This week, two papers in the July 5, 2007 issues of Neuron and Nature reported mechanistic findings that may in time bring two more weapons to the physician's arsenal in the fight against Parkinson's disease.
The root cause of Parkinson's is the death of dopamine-containing neurons in the substantia nigra. Collectively, though, multiple approaches are being attempted to combat Parkinson's. For instance, Neurologix Inc. announced encouraging results from a Phase I clinical study that used gene therapy to treat Parkinson's patients, and two papers showed the importance of residual cells to transplantation success in animal models.
The current standard treatment is L-dopa, a dopamine precursor, which raises brain dopamine levels but does not halt the course of the disease. (See BioWorld Today, June 15, 2007.)
One contributing factor to neuronal death in Parkinson's is the accumulation of free radicals in mitochondria. In the Neuron paper, researchers from the Universities of Ottawa and British Columbia detail the relationship between the neuronal kinase Cdk5 and the peroxidase Prx2.
The researchers used the neurotoxin MPTP to induce Parkinson's disease in mice. MPTP causes Parkinson-like symptoms in animals, and famously caused Parkinson's disease in a number of addicts who took a contaminated batch of synthetic heroin in the early 1980's.
The investigators found that as a consequence of the brain damage induced by MPTP, Cdk5 was activated and, in turn, switched off Prx2, which led to the accumulation of free radicals in mitochondria. Restoring Prx2 function via gene therapy prevented the death of neurons in response to MPTP.
Tissue staining experiments on the autopsy samples of the brains of several Parkinson's patients showed that they had reduced levels of Prx2 activity compared to controls, suggesting that Prx2 also is active in humans and could thus be a therapeutic target.
The authors concluded that "our findings suggest that strategies to modulate Prx2 activity serve as beneficial targets for treatment of [Parkinson's disease]. . . This is of particular importance since Cdk5 is thought to have normal beneficial roles in neurons and modulating a relevant downstream target rather than Cdk5 directly may be a better therapeutic strategy with regard to this pathway."
The Nature paper, which was published by scientists from the University of Helsinki in Finland and Tallinn University of Technology in Estonia, described a novel growth factor for neurons, which they christened "conserved dopamine neurotrophic factor" or CDNF.

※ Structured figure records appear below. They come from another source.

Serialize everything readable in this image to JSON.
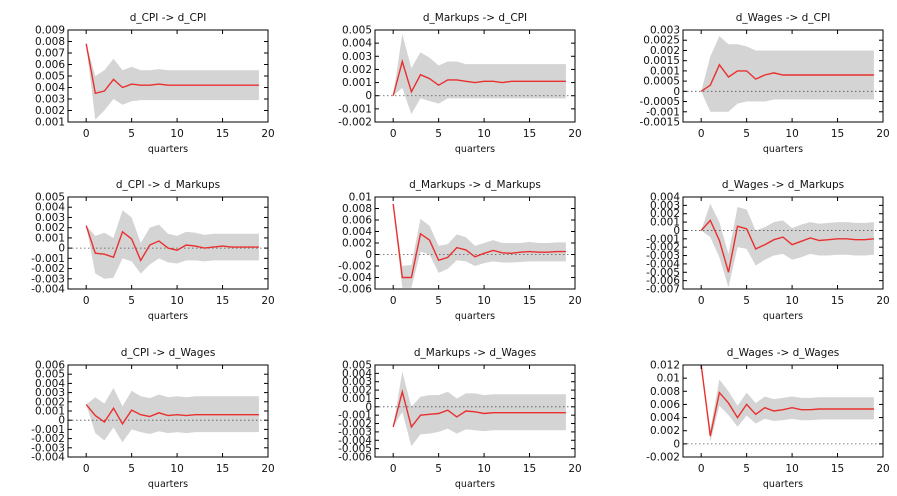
{
  "colors": {
    "band": "#d4d4d4",
    "line": "#e8302f",
    "axis": "#000000",
    "zero_line": "#555555"
  },
  "chart_data": [
    {
      "type": "line",
      "title": "d_CPI -> d_CPI",
      "xlabel": "quarters",
      "ylabel": "",
      "xlim": [
        -2,
        20
      ],
      "ylim": [
        0.001,
        0.009
      ],
      "xticks": [
        "0",
        "5",
        "10",
        "15",
        "20"
      ],
      "yticks": [
        "0.009",
        "0.008",
        "0.007",
        "0.006",
        "0.005",
        "0.004",
        "0.003",
        "0.002",
        "0.001"
      ],
      "x": [
        0,
        1,
        2,
        3,
        4,
        5,
        6,
        7,
        8,
        9,
        10,
        11,
        12,
        13,
        14,
        15,
        16,
        17,
        18,
        19
      ],
      "series": [
        {
          "values": [
            0.0078,
            0.0035,
            0.0037,
            0.0047,
            0.004,
            0.0043,
            0.0042,
            0.0042,
            0.0043,
            0.0042,
            0.0042,
            0.0042,
            0.0042,
            0.0042,
            0.0042,
            0.0042,
            0.0042,
            0.0042,
            0.0042,
            0.0042
          ]
        }
      ],
      "band_lower": [
        0.0078,
        0.0012,
        0.002,
        0.003,
        0.0025,
        0.0028,
        0.0029,
        0.0029,
        0.0029,
        0.0029,
        0.0029,
        0.0029,
        0.0029,
        0.0029,
        0.0029,
        0.0029,
        0.0029,
        0.0029,
        0.0029,
        0.0029
      ],
      "band_upper": [
        0.0078,
        0.005,
        0.0055,
        0.0065,
        0.0055,
        0.0058,
        0.0055,
        0.0055,
        0.0056,
        0.0055,
        0.0055,
        0.0055,
        0.0055,
        0.0055,
        0.0055,
        0.0055,
        0.0055,
        0.0055,
        0.0055,
        0.0055
      ]
    },
    {
      "type": "line",
      "title": "d_Markups -> d_CPI",
      "xlabel": "quarters",
      "ylabel": "",
      "xlim": [
        -2,
        20
      ],
      "ylim": [
        -0.002,
        0.005
      ],
      "xticks": [
        "0",
        "5",
        "10",
        "15",
        "20"
      ],
      "yticks": [
        "0.005",
        "0.004",
        "0.003",
        "0.002",
        "0.001",
        "0",
        "-0.001",
        "-0.002"
      ],
      "x": [
        0,
        1,
        2,
        3,
        4,
        5,
        6,
        7,
        8,
        9,
        10,
        11,
        12,
        13,
        14,
        15,
        16,
        17,
        18,
        19
      ],
      "series": [
        {
          "values": [
            0.0,
            0.0026,
            0.0003,
            0.0016,
            0.0013,
            0.0008,
            0.0012,
            0.0012,
            0.0011,
            0.001,
            0.0011,
            0.0011,
            0.001,
            0.0011,
            0.0011,
            0.0011,
            0.0011,
            0.0011,
            0.0011,
            0.0011
          ]
        }
      ],
      "band_lower": [
        0.0,
        0.0006,
        -0.0014,
        -0.0002,
        -0.0004,
        -0.0006,
        -0.0002,
        -0.0002,
        -0.0002,
        -0.0002,
        -0.0002,
        -0.0002,
        -0.0002,
        -0.0002,
        -0.0002,
        -0.0002,
        -0.0002,
        -0.0002,
        -0.0002,
        -0.0002
      ],
      "band_upper": [
        0.0,
        0.0047,
        0.0021,
        0.0033,
        0.0029,
        0.0023,
        0.0026,
        0.0026,
        0.0024,
        0.0024,
        0.0024,
        0.0024,
        0.0024,
        0.0024,
        0.0024,
        0.0024,
        0.0024,
        0.0024,
        0.0024,
        0.0024
      ]
    },
    {
      "type": "line",
      "title": "d_Wages -> d_CPI",
      "xlabel": "quarters",
      "ylabel": "",
      "xlim": [
        -2,
        20
      ],
      "ylim": [
        -0.0015,
        0.003
      ],
      "xticks": [
        "0",
        "5",
        "10",
        "15",
        "20"
      ],
      "yticks": [
        "0.003",
        "0.0025",
        "0.002",
        "0.0015",
        "0.001",
        "0.0005",
        "0",
        "-0.0005",
        "-0.001",
        "-0.0015"
      ],
      "x": [
        0,
        1,
        2,
        3,
        4,
        5,
        6,
        7,
        8,
        9,
        10,
        11,
        12,
        13,
        14,
        15,
        16,
        17,
        18,
        19
      ],
      "series": [
        {
          "values": [
            0.0,
            0.0003,
            0.0013,
            0.0007,
            0.001,
            0.001,
            0.0006,
            0.0008,
            0.0009,
            0.0008,
            0.0008,
            0.0008,
            0.0008,
            0.0008,
            0.0008,
            0.0008,
            0.0008,
            0.0008,
            0.0008,
            0.0008
          ]
        }
      ],
      "band_lower": [
        0.0,
        -0.001,
        -0.001,
        -0.001,
        -0.0006,
        -0.0005,
        -0.0005,
        -0.0005,
        -0.0004,
        -0.0004,
        -0.0004,
        -0.0004,
        -0.0004,
        -0.0004,
        -0.0004,
        -0.0004,
        -0.0004,
        -0.0004,
        -0.0004,
        -0.0004
      ],
      "band_upper": [
        0.0,
        0.0017,
        0.0027,
        0.0023,
        0.0023,
        0.0022,
        0.002,
        0.002,
        0.002,
        0.002,
        0.002,
        0.002,
        0.002,
        0.002,
        0.002,
        0.002,
        0.002,
        0.002,
        0.002,
        0.002
      ]
    },
    {
      "type": "line",
      "title": "d_CPI -> d_Markups",
      "xlabel": "quarters",
      "ylabel": "",
      "xlim": [
        -2,
        20
      ],
      "ylim": [
        -0.004,
        0.005
      ],
      "xticks": [
        "0",
        "5",
        "10",
        "15",
        "20"
      ],
      "yticks": [
        "0.005",
        "0.004",
        "0.003",
        "0.002",
        "0.001",
        "0",
        "-0.001",
        "-0.002",
        "-0.003",
        "-0.004"
      ],
      "x": [
        0,
        1,
        2,
        3,
        4,
        5,
        6,
        7,
        8,
        9,
        10,
        11,
        12,
        13,
        14,
        15,
        16,
        17,
        18,
        19
      ],
      "series": [
        {
          "values": [
            0.0022,
            -0.0005,
            -0.0006,
            -0.0009,
            0.0016,
            0.0009,
            -0.0012,
            0.0003,
            0.0007,
            0.0,
            -0.0002,
            0.0003,
            0.0002,
            0.0,
            0.0001,
            0.0002,
            0.0001,
            0.0001,
            0.0001,
            0.0001
          ]
        }
      ],
      "band_lower": [
        0.0022,
        -0.0025,
        -0.003,
        -0.0029,
        -0.001,
        -0.0013,
        -0.0025,
        -0.0016,
        -0.001,
        -0.0014,
        -0.0015,
        -0.0012,
        -0.0012,
        -0.0013,
        -0.0012,
        -0.0012,
        -0.0012,
        -0.0012,
        -0.0012,
        -0.0012
      ],
      "band_upper": [
        0.0022,
        0.0012,
        0.0015,
        0.001,
        0.0037,
        0.003,
        0.0005,
        0.002,
        0.0023,
        0.0014,
        0.0012,
        0.0016,
        0.0015,
        0.0013,
        0.0014,
        0.0014,
        0.0014,
        0.0014,
        0.0014,
        0.0014
      ]
    },
    {
      "type": "line",
      "title": "d_Markups -> d_Markups",
      "xlabel": "quarters",
      "ylabel": "",
      "xlim": [
        -2,
        20
      ],
      "ylim": [
        -0.006,
        0.01
      ],
      "xticks": [
        "0",
        "5",
        "10",
        "15",
        "20"
      ],
      "yticks": [
        "0.01",
        "0.008",
        "0.006",
        "0.004",
        "0.002",
        "0",
        "-0.002",
        "-0.004",
        "-0.006"
      ],
      "x": [
        0,
        1,
        2,
        3,
        4,
        5,
        6,
        7,
        8,
        9,
        10,
        11,
        12,
        13,
        14,
        15,
        16,
        17,
        18,
        19
      ],
      "series": [
        {
          "values": [
            0.0088,
            -0.004,
            -0.004,
            0.0036,
            0.0025,
            -0.001,
            -0.0005,
            0.0012,
            0.0008,
            -0.0004,
            0.0002,
            0.0007,
            0.0003,
            0.0002,
            0.0004,
            0.0005,
            0.0004,
            0.0004,
            0.0005,
            0.0005
          ]
        }
      ],
      "band_lower": [
        0.0088,
        -0.0058,
        -0.0058,
        0.0005,
        0.0,
        -0.0032,
        -0.0025,
        -0.001,
        -0.0012,
        -0.002,
        -0.0015,
        -0.0012,
        -0.0014,
        -0.0014,
        -0.0013,
        -0.0012,
        -0.0012,
        -0.0012,
        -0.0012,
        -0.0012
      ],
      "band_upper": [
        0.0088,
        -0.002,
        -0.0018,
        0.0062,
        0.005,
        0.0015,
        0.0018,
        0.0035,
        0.003,
        0.0015,
        0.002,
        0.0025,
        0.002,
        0.002,
        0.002,
        0.0022,
        0.002,
        0.002,
        0.0021,
        0.0021
      ]
    },
    {
      "type": "line",
      "title": "d_Wages -> d_Markups",
      "xlabel": "quarters",
      "ylabel": "",
      "xlim": [
        -2,
        20
      ],
      "ylim": [
        -0.007,
        0.004
      ],
      "xticks": [
        "0",
        "5",
        "10",
        "15",
        "20"
      ],
      "yticks": [
        "0.004",
        "0.003",
        "0.002",
        "0.001",
        "0",
        "-0.001",
        "-0.002",
        "-0.003",
        "-0.004",
        "-0.005",
        "-0.006",
        "-0.007"
      ],
      "x": [
        0,
        1,
        2,
        3,
        4,
        5,
        6,
        7,
        8,
        9,
        10,
        11,
        12,
        13,
        14,
        15,
        16,
        17,
        18,
        19
      ],
      "series": [
        {
          "values": [
            0.0,
            0.0012,
            -0.0012,
            -0.005,
            0.0005,
            0.0002,
            -0.0022,
            -0.0017,
            -0.0011,
            -0.0008,
            -0.0017,
            -0.0013,
            -0.0009,
            -0.0012,
            -0.0011,
            -0.001,
            -0.001,
            -0.0011,
            -0.0011,
            -0.001
          ]
        }
      ],
      "band_lower": [
        0.0,
        -0.0008,
        -0.0032,
        -0.0068,
        -0.002,
        -0.0022,
        -0.0042,
        -0.0035,
        -0.003,
        -0.0028,
        -0.0035,
        -0.0032,
        -0.0028,
        -0.003,
        -0.003,
        -0.0029,
        -0.0029,
        -0.003,
        -0.003,
        -0.0029
      ],
      "band_upper": [
        0.0,
        0.0032,
        0.001,
        -0.0028,
        0.0028,
        0.0025,
        0.0,
        0.0004,
        0.001,
        0.0012,
        0.0003,
        0.0007,
        0.001,
        0.0008,
        0.0009,
        0.001,
        0.001,
        0.0009,
        0.0009,
        0.001
      ]
    },
    {
      "type": "line",
      "title": "d_CPI -> d_Wages",
      "xlabel": "quarters",
      "ylabel": "",
      "xlim": [
        -2,
        20
      ],
      "ylim": [
        -0.004,
        0.006
      ],
      "xticks": [
        "0",
        "5",
        "10",
        "15",
        "20"
      ],
      "yticks": [
        "0.006",
        "0.005",
        "0.004",
        "0.003",
        "0.002",
        "0.001",
        "0",
        "-0.001",
        "-0.002",
        "-0.003",
        "-0.004"
      ],
      "x": [
        0,
        1,
        2,
        3,
        4,
        5,
        6,
        7,
        8,
        9,
        10,
        11,
        12,
        13,
        14,
        15,
        16,
        17,
        18,
        19
      ],
      "series": [
        {
          "values": [
            0.0017,
            0.0005,
            -0.0002,
            0.0013,
            -0.0004,
            0.0011,
            0.0006,
            0.0004,
            0.0008,
            0.0005,
            0.0006,
            0.0005,
            0.0006,
            0.0006,
            0.0006,
            0.0006,
            0.0006,
            0.0006,
            0.0006,
            0.0006
          ]
        }
      ],
      "band_lower": [
        0.0017,
        -0.0014,
        -0.0022,
        -0.0008,
        -0.0024,
        -0.001,
        -0.0013,
        -0.0015,
        -0.0012,
        -0.0014,
        -0.0013,
        -0.0014,
        -0.0013,
        -0.0013,
        -0.0013,
        -0.0013,
        -0.0013,
        -0.0013,
        -0.0013,
        -0.0013
      ],
      "band_upper": [
        0.0017,
        0.0025,
        0.0018,
        0.0035,
        0.0015,
        0.0032,
        0.0026,
        0.0024,
        0.0028,
        0.0025,
        0.0026,
        0.0025,
        0.0026,
        0.0026,
        0.0026,
        0.0026,
        0.0026,
        0.0026,
        0.0026,
        0.0026
      ]
    },
    {
      "type": "line",
      "title": "d_Markups -> d_Wages",
      "xlabel": "quarters",
      "ylabel": "",
      "xlim": [
        -2,
        20
      ],
      "ylim": [
        -0.006,
        0.005
      ],
      "xticks": [
        "0",
        "5",
        "10",
        "15",
        "20"
      ],
      "yticks": [
        "0.005",
        "0.004",
        "0.003",
        "0.002",
        "0.001",
        "0",
        "-0.001",
        "-0.002",
        "-0.003",
        "-0.004",
        "-0.005",
        "-0.006"
      ],
      "x": [
        0,
        1,
        2,
        3,
        4,
        5,
        6,
        7,
        8,
        9,
        10,
        11,
        12,
        13,
        14,
        15,
        16,
        17,
        18,
        19
      ],
      "series": [
        {
          "values": [
            -0.0024,
            0.0018,
            -0.0024,
            -0.001,
            -0.0009,
            -0.0008,
            -0.0004,
            -0.0012,
            -0.0005,
            -0.0006,
            -0.0008,
            -0.0007,
            -0.0007,
            -0.0007,
            -0.0007,
            -0.0007,
            -0.0007,
            -0.0007,
            -0.0007,
            -0.0007
          ]
        }
      ],
      "band_lower": [
        -0.0024,
        -0.0006,
        -0.0047,
        -0.0033,
        -0.0032,
        -0.003,
        -0.0026,
        -0.0032,
        -0.0027,
        -0.0028,
        -0.0029,
        -0.0028,
        -0.0028,
        -0.0028,
        -0.0028,
        -0.0028,
        -0.0028,
        -0.0028,
        -0.0028,
        -0.0028
      ],
      "band_upper": [
        -0.0024,
        0.0042,
        0.0,
        0.0012,
        0.0014,
        0.0014,
        0.0018,
        0.001,
        0.0016,
        0.0016,
        0.0014,
        0.0015,
        0.0015,
        0.0015,
        0.0015,
        0.0015,
        0.0015,
        0.0015,
        0.0015,
        0.0015
      ]
    },
    {
      "type": "line",
      "title": "d_Wages -> d_Wages",
      "xlabel": "quarters",
      "ylabel": "",
      "xlim": [
        -2,
        20
      ],
      "ylim": [
        -0.002,
        0.012
      ],
      "xticks": [
        "0",
        "5",
        "10",
        "15",
        "20"
      ],
      "yticks": [
        "0.012",
        "0.01",
        "0.008",
        "0.006",
        "0.004",
        "0.002",
        "0",
        "-0.002"
      ],
      "x": [
        0,
        1,
        2,
        3,
        4,
        5,
        6,
        7,
        8,
        9,
        10,
        11,
        12,
        13,
        14,
        15,
        16,
        17,
        18,
        19
      ],
      "series": [
        {
          "values": [
            0.012,
            0.0012,
            0.0078,
            0.0062,
            0.004,
            0.006,
            0.0045,
            0.0055,
            0.005,
            0.0052,
            0.0055,
            0.0052,
            0.0052,
            0.0053,
            0.0053,
            0.0053,
            0.0053,
            0.0053,
            0.0053,
            0.0053
          ]
        }
      ],
      "band_lower": [
        0.012,
        0.0003,
        0.0058,
        0.0044,
        0.0026,
        0.0043,
        0.0031,
        0.0038,
        0.0035,
        0.0036,
        0.0038,
        0.0036,
        0.0036,
        0.0037,
        0.0037,
        0.0037,
        0.0037,
        0.0037,
        0.0037,
        0.0037
      ],
      "band_upper": [
        0.012,
        0.0022,
        0.0098,
        0.008,
        0.0058,
        0.0078,
        0.0062,
        0.0072,
        0.0068,
        0.007,
        0.0072,
        0.007,
        0.007,
        0.0071,
        0.0071,
        0.0071,
        0.0071,
        0.0071,
        0.0071,
        0.0071
      ]
    }
  ]
}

In further experiments, the researchers compared the effects of CDNF to glial-derived neurotrophic factor or GDNF, the currently best-known growth factor for dopamine-containing neurons. GDNF has been used experimentally on Parkinson's patients, but its limited efficacy, combined with side effects, give the compound rather less than blockbuster potential.
The research team then used another chemical toxin, 6-hydroxydopamine, to induce neural degeneration and Parkinson's-like symptoms in mice. They found that giving mice an injection of CDNF before administering 6-hydroxydopamine prevented neural degeneration and the behavioral symptoms of Parkinson's.
The authors found that CDNF was "at least as effective" as GDNF in preventing neural death and Parkinson's symptoms in both experimental approaches, and concluded that "CDNF might be beneficial for the treatment of Parkinson's disease."